I hope I can cover everything. I have a little more to say, particularly on financial education, which was raised by my noble friend Lord Holmes, the noble Lord, Lord Bilimoria, and the noble Baroness, Lady Kramer. This is a very important area that is rather close to my heart; I personally firmly believe in it. It is important that people grow up to make sound decisions about how to run their financial lives, whether that is to secure a mortgage, take out credit, save up for a holiday or plan their retirement, an issue that was also raised. Financial education in England is covered within both the citizenship and the mathematics curricula. Primary schools, for their part, are strongly encouraged to teach citizenship, including financial education. I recognise, as the noble Lord, Lord Bilimoria, said, that it is not just the young who need educating; it is the less young too, particularly those who are looking to plan for retirement, as he mentioned.
I want to say something about saving. I recognise that this is a difficult subject because we know that many people are not able to save and are struggling simply with the business of managing the costs of living. So in fear of being frowned upon by the grandmother, I think it is, of my noble friend Lord Balfe, I draw noble Lords’ attention to the Government’s Help to Save scheme, which offers a 50% bonus on up to £50 of monthly savings for a maximum possible bonus of £1,200 over four years to help people to build a savings buffer for a rainy day. I just wanted to touch on that.

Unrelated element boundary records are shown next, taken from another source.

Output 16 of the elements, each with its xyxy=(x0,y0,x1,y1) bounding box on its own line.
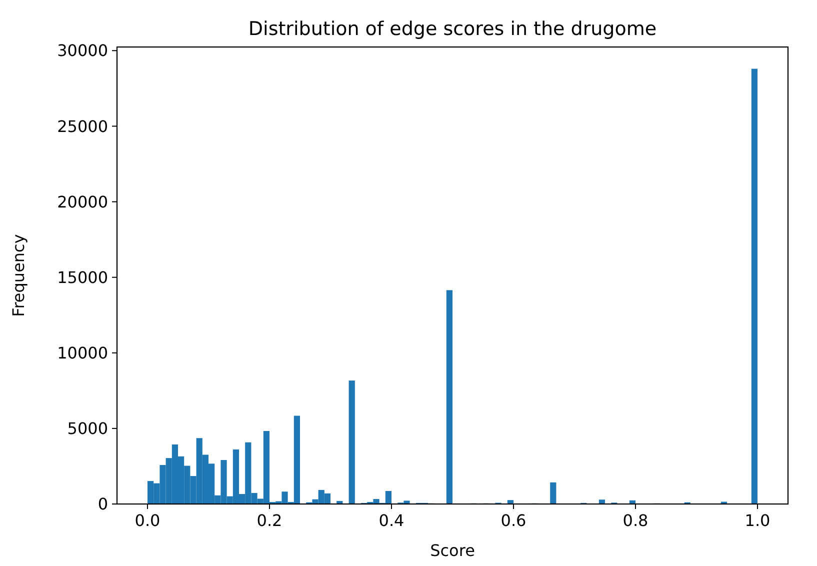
x-tick-label: 1.0 xyxy=(744,511,770,530)
x-axis-title: Score xyxy=(430,541,475,560)
y-tick-label: 30000 xyxy=(57,41,108,60)
y-tick-label: 5000 xyxy=(67,419,108,438)
x-tick-label: 0.8 xyxy=(622,511,648,530)
y-tick-label: 0 xyxy=(98,494,108,514)
y-tick-label: 25000 xyxy=(57,116,108,136)
y-axis-title: Frequency xyxy=(9,234,28,317)
y-tick-label: 20000 xyxy=(57,192,108,212)
x-tick-label: 0.2 xyxy=(256,511,282,530)
chart-title: Distribution of edge scores in the drugome xyxy=(248,18,657,40)
x-tick-label: 0.6 xyxy=(500,511,526,530)
y-tick-label: 10000 xyxy=(57,343,108,362)
x-tick-label: 0.0 xyxy=(134,511,160,530)
x-tick-label: 0.4 xyxy=(378,511,404,530)
y-tick-label: 15000 xyxy=(57,268,108,287)
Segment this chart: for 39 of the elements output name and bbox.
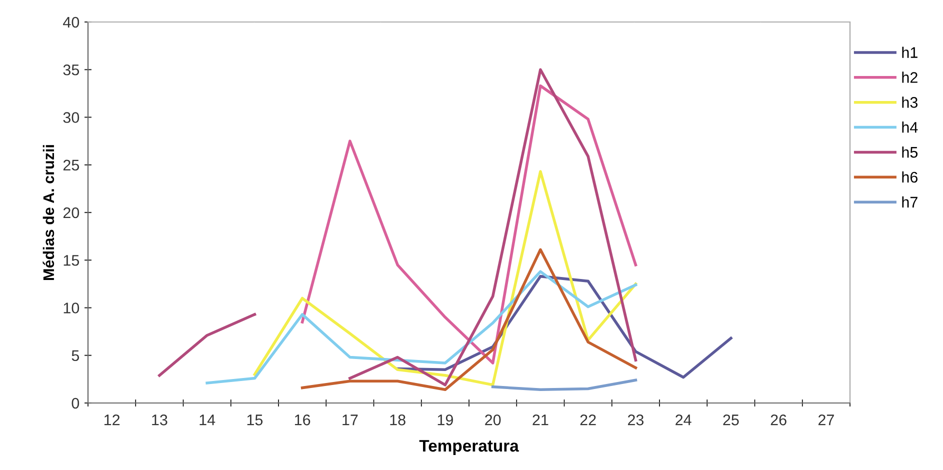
x-tick-label: 25 [723, 414, 739, 426]
x-tick-label: 20 [485, 414, 501, 426]
x-tick-label: 17 [342, 414, 358, 426]
legend-label: h4 [902, 122, 918, 133]
legend-label: h3 [902, 96, 918, 108]
y-axis-title: Médias de A. cruzii [42, 145, 54, 280]
x-tick-label: 16 [294, 414, 310, 426]
x-tick-label: 23 [628, 414, 644, 426]
y-tick-label: 40 [63, 16, 80, 28]
x-tick-label: 21 [532, 414, 548, 426]
legend-label: h6 [902, 171, 918, 183]
y-tick-label: 25 [63, 160, 80, 171]
x-tick-label: 19 [438, 414, 453, 426]
y-tick-label: 30 [63, 112, 80, 123]
x-tick-label: 14 [200, 414, 216, 426]
line-series [206, 270, 638, 384]
y-tick-label: 5 [72, 350, 80, 362]
y-tick-label: 15 [64, 255, 80, 266]
y-tick-label: 35 [63, 64, 80, 76]
legend-label: h5 [902, 146, 918, 158]
line-series [253, 170, 638, 386]
x-tick-label: 13 [152, 414, 168, 426]
y-tick-label: 0 [72, 398, 80, 409]
x-tick-label: 24 [676, 414, 692, 426]
y-tick-label: 20 [63, 207, 80, 218]
y-tick-label: 10 [64, 302, 80, 314]
line-series [491, 378, 638, 392]
legend-label: h7 [902, 196, 918, 208]
x-tick-label: 12 [104, 414, 120, 426]
x-tick-label: 18 [390, 414, 406, 426]
x-axis-title: Temperatura [419, 440, 519, 455]
x-tick-label: 27 [818, 414, 834, 426]
x-tick-label: 22 [580, 414, 596, 426]
legend-label: h1 [902, 46, 918, 58]
x-tick-label: 26 [770, 414, 786, 426]
legend-label: h2 [902, 72, 918, 83]
x-tick-label: 15 [247, 414, 263, 426]
line-series [300, 84, 638, 364]
line-series [300, 248, 638, 392]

Finally, and importantly, the theme was raised of the FCA and the matter of “having regard to”. The Government take a comprehensive and strategic approach to tackling financial exclusion, including working closely with the regulator, industry and the third sector. This was touched on by the noble Lord, Lord Bilimoria. A key mechanism to foster that collaboration is the Financial Inclusion Policy Forum, co-chaired by Treasury and DWP Ministers, launched in 2018 to provide leadership and develop solutions, including some that I have already highlighted. I know that some noble Lords are slightly sceptical about that; I have read the report and the comments made by the Liaison Committee, and I have read our own response. I know that the noble Baroness, Lady Tyler, and my noble friend Lord Holmes have called upon the Government to formalise collaboration on financial inclusion further by asking the Financial Conduct Authority to have regard to financial inclusion in the context of the future regulatory framework review. I want to give some reassurance that I know senior officials and Ministers in the Treasury are considering these suggestions carefully and will respond as soon as possible.
To conclude, clearly there is more to be done but, as today’s debate has demonstrated, a good of deal of work is already in train to tackle financial exclusion and to help those who are vulnerable or who face financial difficulties. I thank everyone who has contributed today. It has been a very informative and useful debate, and I have certainly learned a lot myself.